Get the Feedback You Need Before Taking Action
By Leza Raffel
How do you assess your company’s effectiveness or determine what’s working and what’s not when it comes to client service, sales or marketing? The answer seems easy: You ask.
But how do you ask? What are the right questions? Will the answers enable you to extract important information and make substantive changes or simply confirm errant assumptions?
Businesses that survive and thrive in the marketplace never assume they know what their clients want. Whether you’re testing a product, analyzing a program or assessing weaknesses and strengths, it always pays to get honest, useful answers to questions – even if the answers aren’t what you would like them to be. Casual research yields casual, unproductive results. If you want the right information — the kind that produces precise, cost-saving strategies and effective action plans — you need to ask the right questions, to the right people, in the right way.
Determining the Best Time to Conduct a Survey
The best time to conduct a survey is when you are contemplating changes, but need data to support your decision. In a business, changes you might be considering could be:
- Changing or adding to the services you currently offer
- Moving or opening a new location
- Strengthening the expertise and client service skills of your staff through training
- Adding or reducing staff
- Changing your company name, branding, logo or marketing materials
If you have been kicking these changes around in your head, but are unsure of how your client base would respond, surveying them to gain their feedback and opinions should be an important part of your decision-making process.
Survey Tools and Tactics
There are many marketing research tools at your disposal, each with their own pros and cons. The major ones include:
- Written Surveys
Well-developed written surveys are excellent for gathering quantitative data; questions that can be answered via numerical scales. Written surveys are also useful for longitudinal studies so a company’s performance can be statistically compared with previous years. Written surveys are also ideal form gauging a client’s interest in services you might be considering.The downside: Written questions can’t probe deeply into issues, and clients can’t elaborate on answers. Plus, you should only expect to get a 10% response rate from written surveys.
- Phone Surveys
This type of survey is useful for gathering both quantitative and qualitative responses because both the questioner and respondent are not restricted by single-answer questions. The mechanics of phone surveys can be challenging, however, and it’s usually best to schedule times when the respondent has ample time to answer questions.
- Focus Groups
Used for qualitative, “free form” information, focus groups should never include more than ten people. They are excellent for getting an in-depth assessment of client reactions to new services, advertising themes or slogans. The average focus group lasts around 1 and a half hours.
- Web Based Surveys
Surveys conducted by using an e-mail burst are rapidly replacing written surveys since they are easier to administer and respondents tend to fill out the survey quicker than they would if it were on paper. Resources such as Survey Monkey are cost-effective research tools and easy to use. Web based surveys are an effective way to gain quantitative information with some limited qualitative information. To ensure that the e-mail recipient doesn’t delete the survey assuming it is spam, be sure to indicate the purpose of the e-mail survey in the subject line.

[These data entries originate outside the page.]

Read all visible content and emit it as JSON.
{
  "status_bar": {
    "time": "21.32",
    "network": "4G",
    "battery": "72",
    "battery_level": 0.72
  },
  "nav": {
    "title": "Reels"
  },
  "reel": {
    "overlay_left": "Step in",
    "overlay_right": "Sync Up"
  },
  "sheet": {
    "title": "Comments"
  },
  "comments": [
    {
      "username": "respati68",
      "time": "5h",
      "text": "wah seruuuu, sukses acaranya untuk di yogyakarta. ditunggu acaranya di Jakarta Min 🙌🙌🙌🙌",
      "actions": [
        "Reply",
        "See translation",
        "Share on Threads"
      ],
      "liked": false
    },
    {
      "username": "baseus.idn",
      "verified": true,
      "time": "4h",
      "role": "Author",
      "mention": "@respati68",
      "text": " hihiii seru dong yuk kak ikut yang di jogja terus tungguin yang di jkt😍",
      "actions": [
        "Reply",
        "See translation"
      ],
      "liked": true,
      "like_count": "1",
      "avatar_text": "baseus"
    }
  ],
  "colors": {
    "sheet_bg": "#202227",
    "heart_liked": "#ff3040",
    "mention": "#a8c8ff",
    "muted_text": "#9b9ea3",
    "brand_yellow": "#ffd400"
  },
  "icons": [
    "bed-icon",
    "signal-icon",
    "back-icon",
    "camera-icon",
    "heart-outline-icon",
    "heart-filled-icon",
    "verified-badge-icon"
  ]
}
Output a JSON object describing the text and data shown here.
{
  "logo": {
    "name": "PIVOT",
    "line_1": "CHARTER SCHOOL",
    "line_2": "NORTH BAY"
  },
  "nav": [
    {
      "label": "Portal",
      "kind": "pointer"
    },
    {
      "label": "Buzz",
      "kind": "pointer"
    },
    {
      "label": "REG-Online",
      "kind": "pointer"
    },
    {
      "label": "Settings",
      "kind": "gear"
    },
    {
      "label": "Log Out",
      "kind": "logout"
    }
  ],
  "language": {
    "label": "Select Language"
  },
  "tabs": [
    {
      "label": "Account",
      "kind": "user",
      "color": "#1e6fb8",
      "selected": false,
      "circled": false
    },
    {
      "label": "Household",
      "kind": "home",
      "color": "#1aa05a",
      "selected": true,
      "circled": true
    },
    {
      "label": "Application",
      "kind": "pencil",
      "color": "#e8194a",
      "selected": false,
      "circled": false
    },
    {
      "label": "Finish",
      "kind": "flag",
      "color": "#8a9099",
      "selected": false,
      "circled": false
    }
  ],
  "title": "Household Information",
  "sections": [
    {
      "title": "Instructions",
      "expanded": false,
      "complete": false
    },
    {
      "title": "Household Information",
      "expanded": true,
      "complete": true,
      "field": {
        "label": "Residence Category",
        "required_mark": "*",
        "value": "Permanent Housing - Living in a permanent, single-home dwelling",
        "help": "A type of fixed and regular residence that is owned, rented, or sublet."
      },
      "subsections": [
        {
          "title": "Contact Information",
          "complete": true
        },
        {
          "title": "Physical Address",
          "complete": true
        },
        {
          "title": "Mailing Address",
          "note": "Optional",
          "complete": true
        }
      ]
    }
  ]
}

Go Outside, to See Inside!
To get an honest, unbiased view of what’s going on in your business, neutrality is essential. No matter how professional or prepared your internal team may be, maintaining complete neutrality when it comes to examining your company is almost impossible. All employees want to see their company succeed, and as a result, you may get answers filtered through “rose colored glasses.” Likewise, if clients are confronted by representatives of the company they patronize, human nature tells us that the desire to avoid “hurt feelings” or negative implications will undoubtedly influence answers.
An outside marketing research company, on the other hand, brings no personal biases to the results of a market research program. The research firm’s job is to get the information and answers your company needs … period. Honest feedback is the heart and soul of any research effort, and having an outside source to deliver hard, unbiased facts is paramount.
Putting Your Marketing Research Findings to Work
The bottom line on marketing research: Be honest and professional with implementation, carefully analyze results and use the information you gather to form an action plan. To ensure you get the information you need, consider using an outside marketing research firm that can maintain complete neutrality and uses skilled researchers to ask the right questions in the right way.
Remember, the goal of any marketing research program isn’t to get the answers you want, but the information you need.